Itu normalnya. Tetapi bila ternyata pengguna terinfeksi berbagai mikroorganisme gara-gara memakai jarum yang tidak steril, bukannya tak mungkin ia terkena infective bacterial endocartitis (IBE). Untuk mengobatinya, perlu satu bulan. Kalau harga antibiotik per harinya Rp 150.000, berarti perlu Rp 4,5 juta.
Tanpa memperhitungkan biaya transportasi, hilangnya waktu produktif orangtua untuk bolak-balik ke dokter, kecemasan, dan hilangnya waktu sekolah yang tak ternilai, maka tiga hal itu saja sudah menelan Rp 23 juta. Cukup untuk membeli rumah sederhana, yang amat diidam-idamkan jutaan orang berpenghasilan pas-pasan di negeri ini.
NAMUN dampak buruk narkotik dan obat bagi si penderita itu sendiri sebenarnya amat luas. Pencampuran putaw dengan tepung supaya lebih murah misalnya, bisa menyebabkan emboli paru. Sementara penggunaan jarum yang tidak higienis, tidak hanya menyebabkan IBE, tetapi juga menularkan HIV/AIDS, hepatitis C, membawa kuman yang merusak paru dan katup jantung. Konsekuensi lanjutannya adalah biaya pengobatan yang tidak kira-kira dan makin terancamnya jiwa.
Seperti yang diungkapkan dr Otte J Rachman, Kepala Bagian Kardiologi Fakultas Kedokteran Universitas Indonesia/RS Jantung Harapan Kita, kerusakan katup jantung yang berkait dengan narkotik dan psikotropika punya pola yang khas, berbeda dengan kasus-kasus yang dihadapi sebelum munculnya para junkies (istilah untuk pemakai narkotik dan psikotropika) ini.
Menurut Otte, biasanya orang yang kena infeksi jantung sudah punya kelainan jantung. Kemudian karena yang bersangkutan harus menjalani kuret, sakit gigi, atau bisul, terjadilah infeksi yang akhirnya berdampak ke jantung. Yang terganggu bisa jaringan ikat, katup, atau otot jantungnya.
Lazimnya, yang kena katup jantung sebelah kiri. "Tetapi kita belum tahu alasannya, mengapa begitu," kata Otte.
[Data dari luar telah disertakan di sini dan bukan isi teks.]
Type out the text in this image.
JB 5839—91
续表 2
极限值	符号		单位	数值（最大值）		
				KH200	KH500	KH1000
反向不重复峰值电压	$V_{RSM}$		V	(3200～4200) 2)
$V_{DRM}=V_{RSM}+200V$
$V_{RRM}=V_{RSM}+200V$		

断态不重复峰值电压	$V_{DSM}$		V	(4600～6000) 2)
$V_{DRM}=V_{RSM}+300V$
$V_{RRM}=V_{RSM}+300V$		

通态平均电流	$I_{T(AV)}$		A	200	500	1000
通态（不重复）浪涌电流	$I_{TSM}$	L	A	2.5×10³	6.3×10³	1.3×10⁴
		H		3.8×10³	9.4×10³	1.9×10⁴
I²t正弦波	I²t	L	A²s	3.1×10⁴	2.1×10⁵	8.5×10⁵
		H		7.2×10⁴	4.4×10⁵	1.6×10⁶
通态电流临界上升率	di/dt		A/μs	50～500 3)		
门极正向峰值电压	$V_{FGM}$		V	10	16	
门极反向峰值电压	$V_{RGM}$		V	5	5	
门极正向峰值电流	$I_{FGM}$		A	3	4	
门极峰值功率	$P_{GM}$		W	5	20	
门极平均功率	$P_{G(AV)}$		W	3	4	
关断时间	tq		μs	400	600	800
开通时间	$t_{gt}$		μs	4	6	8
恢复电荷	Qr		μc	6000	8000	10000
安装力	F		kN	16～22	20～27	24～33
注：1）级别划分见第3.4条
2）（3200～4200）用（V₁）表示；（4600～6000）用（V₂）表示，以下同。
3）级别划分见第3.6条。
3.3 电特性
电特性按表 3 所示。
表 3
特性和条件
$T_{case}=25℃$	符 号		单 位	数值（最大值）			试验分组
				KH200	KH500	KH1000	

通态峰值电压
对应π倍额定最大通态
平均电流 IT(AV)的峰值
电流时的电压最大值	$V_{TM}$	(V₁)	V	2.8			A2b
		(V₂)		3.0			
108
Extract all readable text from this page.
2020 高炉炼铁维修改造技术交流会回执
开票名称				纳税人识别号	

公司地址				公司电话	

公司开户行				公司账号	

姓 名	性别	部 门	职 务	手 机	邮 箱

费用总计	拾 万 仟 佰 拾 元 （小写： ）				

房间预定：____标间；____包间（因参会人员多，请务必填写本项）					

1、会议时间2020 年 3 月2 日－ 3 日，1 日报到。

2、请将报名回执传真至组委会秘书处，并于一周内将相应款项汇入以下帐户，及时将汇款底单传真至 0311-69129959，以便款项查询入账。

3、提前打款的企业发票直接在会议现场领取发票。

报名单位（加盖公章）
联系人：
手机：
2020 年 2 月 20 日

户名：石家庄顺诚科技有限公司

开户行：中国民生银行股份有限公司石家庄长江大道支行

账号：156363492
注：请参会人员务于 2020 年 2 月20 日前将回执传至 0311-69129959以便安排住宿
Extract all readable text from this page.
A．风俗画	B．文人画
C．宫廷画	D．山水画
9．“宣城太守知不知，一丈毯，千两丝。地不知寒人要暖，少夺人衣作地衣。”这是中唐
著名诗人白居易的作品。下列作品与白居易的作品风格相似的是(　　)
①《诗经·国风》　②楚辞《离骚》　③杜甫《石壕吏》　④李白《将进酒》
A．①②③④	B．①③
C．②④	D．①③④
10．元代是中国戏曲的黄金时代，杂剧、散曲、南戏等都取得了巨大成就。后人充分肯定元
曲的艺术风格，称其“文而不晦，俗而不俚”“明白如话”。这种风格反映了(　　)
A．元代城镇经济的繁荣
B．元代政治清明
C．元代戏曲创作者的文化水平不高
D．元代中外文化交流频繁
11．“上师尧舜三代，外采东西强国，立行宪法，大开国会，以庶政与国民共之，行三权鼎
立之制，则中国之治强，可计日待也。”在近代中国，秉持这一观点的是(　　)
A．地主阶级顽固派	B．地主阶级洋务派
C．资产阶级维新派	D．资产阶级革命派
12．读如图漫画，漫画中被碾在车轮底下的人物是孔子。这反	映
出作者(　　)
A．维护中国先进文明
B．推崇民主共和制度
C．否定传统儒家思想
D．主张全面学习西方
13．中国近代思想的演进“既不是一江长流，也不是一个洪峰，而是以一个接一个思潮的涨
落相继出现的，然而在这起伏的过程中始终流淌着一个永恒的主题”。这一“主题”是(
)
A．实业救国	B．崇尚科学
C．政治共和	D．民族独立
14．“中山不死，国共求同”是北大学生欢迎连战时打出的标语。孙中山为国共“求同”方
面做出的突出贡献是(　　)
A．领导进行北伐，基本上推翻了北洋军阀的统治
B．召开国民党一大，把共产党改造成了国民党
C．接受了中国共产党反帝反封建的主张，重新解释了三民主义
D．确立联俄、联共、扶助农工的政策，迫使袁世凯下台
Kuman yang jadi sumber infeksi, biasanya juga kuman-kuman tertentu. Bisa dari kulit, dari saluran kencing kalau dikuret, dari gigi yang infeksi, dan sebagainya.
Namun belakangan ini para dokter jantung menemukan kecenderungan lain. Ketika berhasil dideteksi ada infeksi jantung karena kelainan katup, maka, yang terkena adalah bagian jantung sebelah kanan.
Jenis mikrobanya pun berubah. Kalau dulu kebanyakan kuman Streptoccocus sp, belakangan ini jamur dan nonbakteri yang tidak lazim menginfeksi jantung. Yang terutama adalah Moniliasis sp, lebih dikenal sebagai jamur susu.
Yang jelas, kebanyakan yang mengalami rusak katup jantung sebelah kanan dan dengan patogen yang tak lazim itu, adalah pengguna narkotik dan obat.
JANTUNG didesain untuk mengirim dan menerima kembali darah yang bersirkulasi di seluruh tubuh. Darah yang sudah membawa suplai oksigen dari paru-paru dipompa dari serambi jantung kiri ke bilik jantung kiri, masuk ke aorta. Dari aorta yang merupakan arteri terbesar, darah dikirim ke seluruh tubuh.
Sebaliknya, darah yang sudah tidak mengandung oksigen kembali ke jantung melalui vena. Darah dipompa dari serambi kanan ke bilik kanan. Dari situ darah dikirim ke aorta pulmonary lalu ke paru. Di situlah darah dibersihkan dari karbondioksida dan mengambil oksigen.
Hal ini mungkin bisa menjelaskan, mengapa pada pecandu narkotik dan psikotropika terkena jantung bagian kanannya. Bisa jadi mereka menyuntikkan obat ke pembuluh darah balik (vena), sehingga kuman dan jamur dari jarum yang tidak steril itu membonceng sampai ke jantung sebelah kanan.
Literatur menunjukkan, hal serupa bisa terjadi pada pasien di intensive care unit yang harus dipasangi selang untuk memasukkan obat ke vena. Bila selang tidak steril, terinfeksilah jantung sebelah kanan.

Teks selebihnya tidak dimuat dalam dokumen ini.